The Subcommittee on Privacy Technology and the Law met for a hearing titled "Protecting the Virtual You, Safeguarding Americans' Online Data," with Chairwoman Marsha Blackburn and Ranking Member Amy Klobuchar opening the session and calling for federal action on data privacy.
Chairwoman Marsha Blackburn framed the hearing around how individuals "preserve their privacy and their personal data in the virtual space" and said a national standard should "prioritize transparency, minimize data collection, and provide meaningful consent, not just a box to check." Ranking Member Amy Klobuchar said "for too long, the big tech companies...have been telling American consumers, just trust us," adding bluntly, "the bottom line is that we are the product."
Witnesses from business groups, privacy nonprofits and academia largely told the subcommittee that a federal law is needed but differed on particulars. Kate Goodlow, managing director at the Business Software Alliance, said "The United States needs a strong, clear, comprehensive consumer privacy law" and urged preserving the controller/processor distinction used in many state laws. Joel Thayer, president of the Digital Progress Institute, warned against overly broad federal rules that could entrench incumbents and recommended targeted, enforceable solutions. Alan Butler of the Electronic Privacy Information Center and Sam Levine of the Berkeley Center emphasized stronger protections and enforcement, with Levine describing harms from personalized pricing and from profiling that threaten economic fairness and democratic freedoms.

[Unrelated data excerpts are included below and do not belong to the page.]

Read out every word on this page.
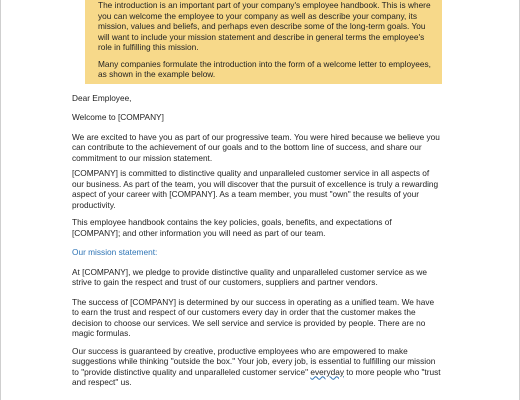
The introduction is an important part of your company's employee handbook. This is where you can welcome the employee to your company as well as describe your company, its mission, values and beliefs, and perhaps even describe some of the long-term goals. You will want to include your mission statement and describe in general terms the employee's role in fulfilling this mission.

Many companies formulate the introduction into the form of a welcome letter to employees, as shown in the example below.

Dear Employee,

Welcome to [COMPANY]

We are excited to have you as part of our progressive team. You were hired because we believe you can contribute to the achievement of our goals and to the bottom line of success, and share our commitment to our mission statement.

[COMPANY] is committed to distinctive quality and unparalleled customer service in all aspects of our business. As part of the team, you will discover that the pursuit of excellence is truly a rewarding aspect of your career with [COMPANY]. As a team member, you must "own" the results of your productivity.

This employee handbook contains the key policies, goals, benefits, and expectations of [COMPANY]; and other information you will need as part of our team.

Our mission statement:

At [COMPANY], we pledge to provide distinctive quality and unparalleled customer service as we strive to gain the respect and trust of our customers, suppliers and partner vendors.

The success of [COMPANY] is determined by our success in operating as a unified team. We have to earn the trust and respect of our customers every day in order that the customer makes the decision to choose our services. We sell service and service is provided by people. There are no magic formulas.

Our success is guaranteed by creative, productive employees who are empowered to make suggestions while thinking "outside the box." Your job, every job, is essential to fulfilling our mission to "provide distinctive quality and unparalleled customer service" everyday to more people who "trust and respect" us.
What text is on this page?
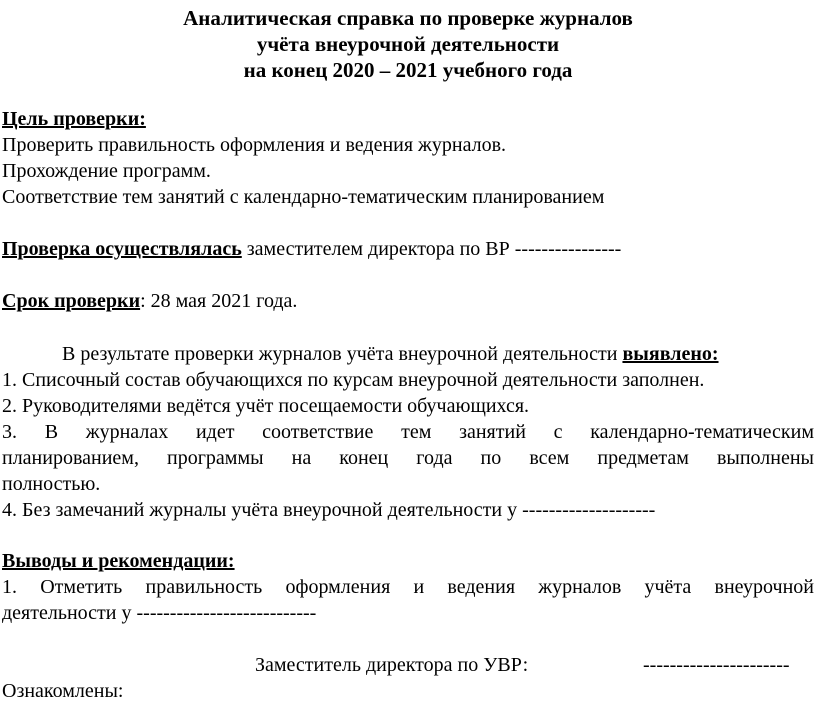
Аналитическая справка по проверке журналов
учёта внеурочной деятельности
на конец 2020 – 2021 учебного года
Цель проверки:
Проверить правильность оформления и ведения журналов.
Прохождение программ.
Соответствие тем занятий с календарно-тематическим планированием
Проверка осуществлялась заместителем директора по ВР ----------------
Срок проверки: 28 мая 2021 года.
В результате проверки журналов учёта внеурочной деятельности выявлено:
1. Списочный состав обучающихся по курсам внеурочной деятельности заполнен.
2. Руководителями ведётся учёт посещаемости обучающихся.
3. В журналах идет соответствие тем занятий с календарно-тематическим
планированием, программы на конец года по всем предметам выполнены
полностью.
4. Без замечаний журналы учёта внеурочной деятельности у --------------------
Выводы и рекомендации:
1. Отметить правильность оформления и ведения журналов учёта внеурочной
деятельности у ---------------------------
Заместитель директора по УВР:	----------------------
Ознакомлены:
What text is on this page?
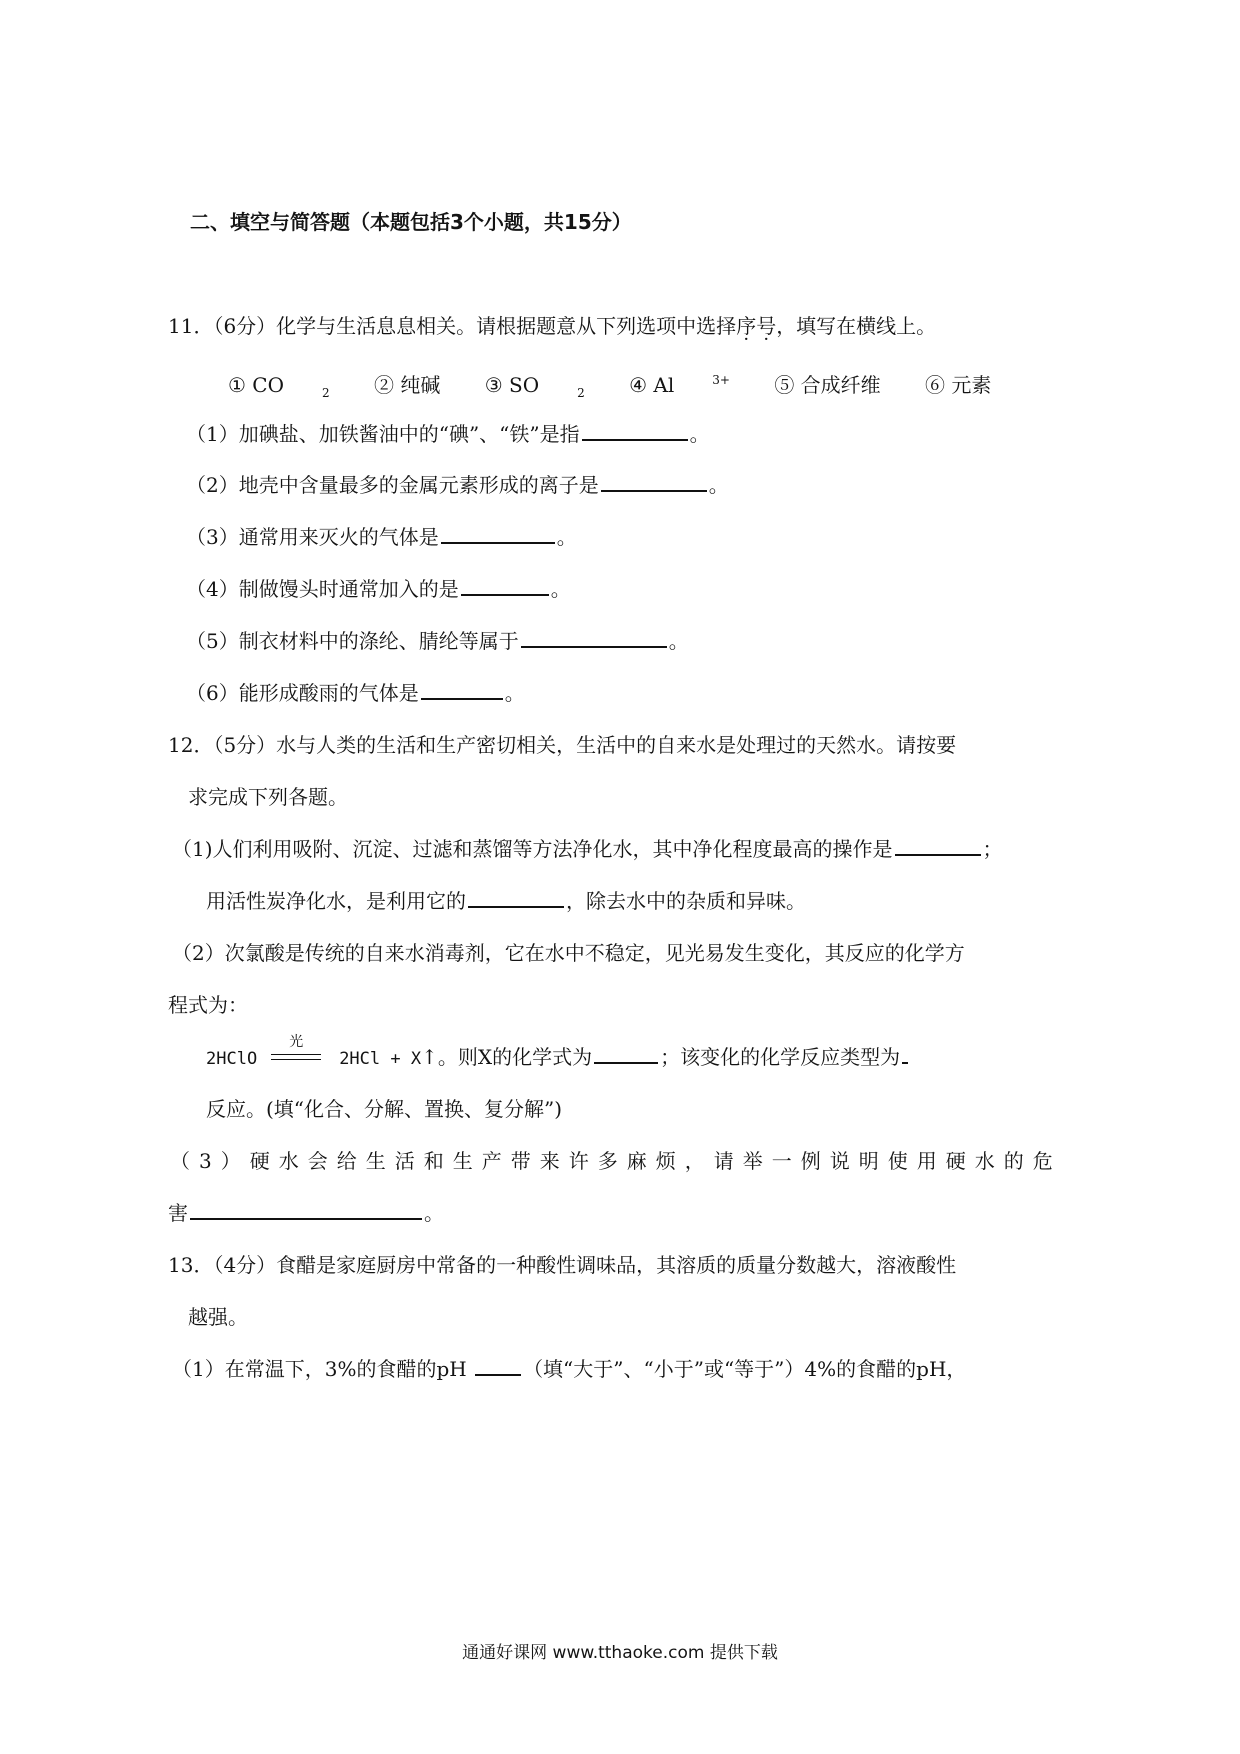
二、填空与简答题（本题包括3个小题，共15分）
11．（6分）化学与生活息息相关。请根据题意从下列选项中选择序号，填写在横线上。
① CO	$_2$ ② 纯碱 ③ SO	$_2$ ④ Al	$^{3+}$ ⑤ 合成纤维 ⑥ 元素
（1）加碘盐、加铁酱油中的“碘”、“铁”是指	。
（2）地壳中含量最多的金属元素形成的离子是	。
（3）通常用来灭火的气体是	。
（4）制做馒头时通常加入的是	。
（5）制衣材料中的涤纶、腈纶等属于	。
（6）能形成酸雨的气体是	。
12．（5分）水与人类的生活和生产密切相关，生活中的自来水是处理过的天然水。请按要
求完成下列各题。
（1)人们利用吸附、沉淀、过滤和蒸馏等方法净化水，其中净化程度最高的操作是	；
用活性炭净化水，是利用它的	，除去水中的杂质和异味。
（2）次氯酸是传统的自来水消毒剂，它在水中不稳定，见光易发生变化，其反应的化学方
程式为：
2HClO
光
2HCl + X↑。则X的化学式为	；该变化的化学反应类型为
反应。(填“化合、分解、置换、复分解”)
（3）硬水会给生活和生产带来许多麻烦，请举一例说明使用硬水的危
害	。
13．（4分）食醋是家庭厨房中常备的一种酸性调味品，其溶质的质量分数越大，溶液酸性
越强。
（1）在常温下，3%的食醋的pH	（填“大于”、“小于”或“等于”）4%的食醋的pH，
通通好课网 www.tthaoke.com 提供下载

Committee members and witnesses highlighted several recurring themes: (1) the current 20-state patchwork creates inconsistent protections for consumers and compliance burdens for businesses; (2) many state laws share common elements — consumer rights to access, delete and correct data and distinctions between controllers and processors; (3) debate remains over preemption (whether a federal law should preempt stronger state laws) and the scope of private rights of action; and (4) accelerating technologies including AI and data brokers present new risks that a federal law should address.
Senators also raised practical harms and recent incidents: Klobuchar cited large data breaches (Equifax, Change Healthcare) and a targeted cyberattack on Saint Paul, Minnesota, while Senator Adam Schiff noted California’s upcoming centralized delete capability for consumers and asked about federal actions that could undermine state protections. The hearing record will remain open for one week for members to submit additional questions and materials.
The subcommittee did not take formal votes. The hearing provided a record of witness views and senator questions that will inform bill drafting and follow-up review by committee staff.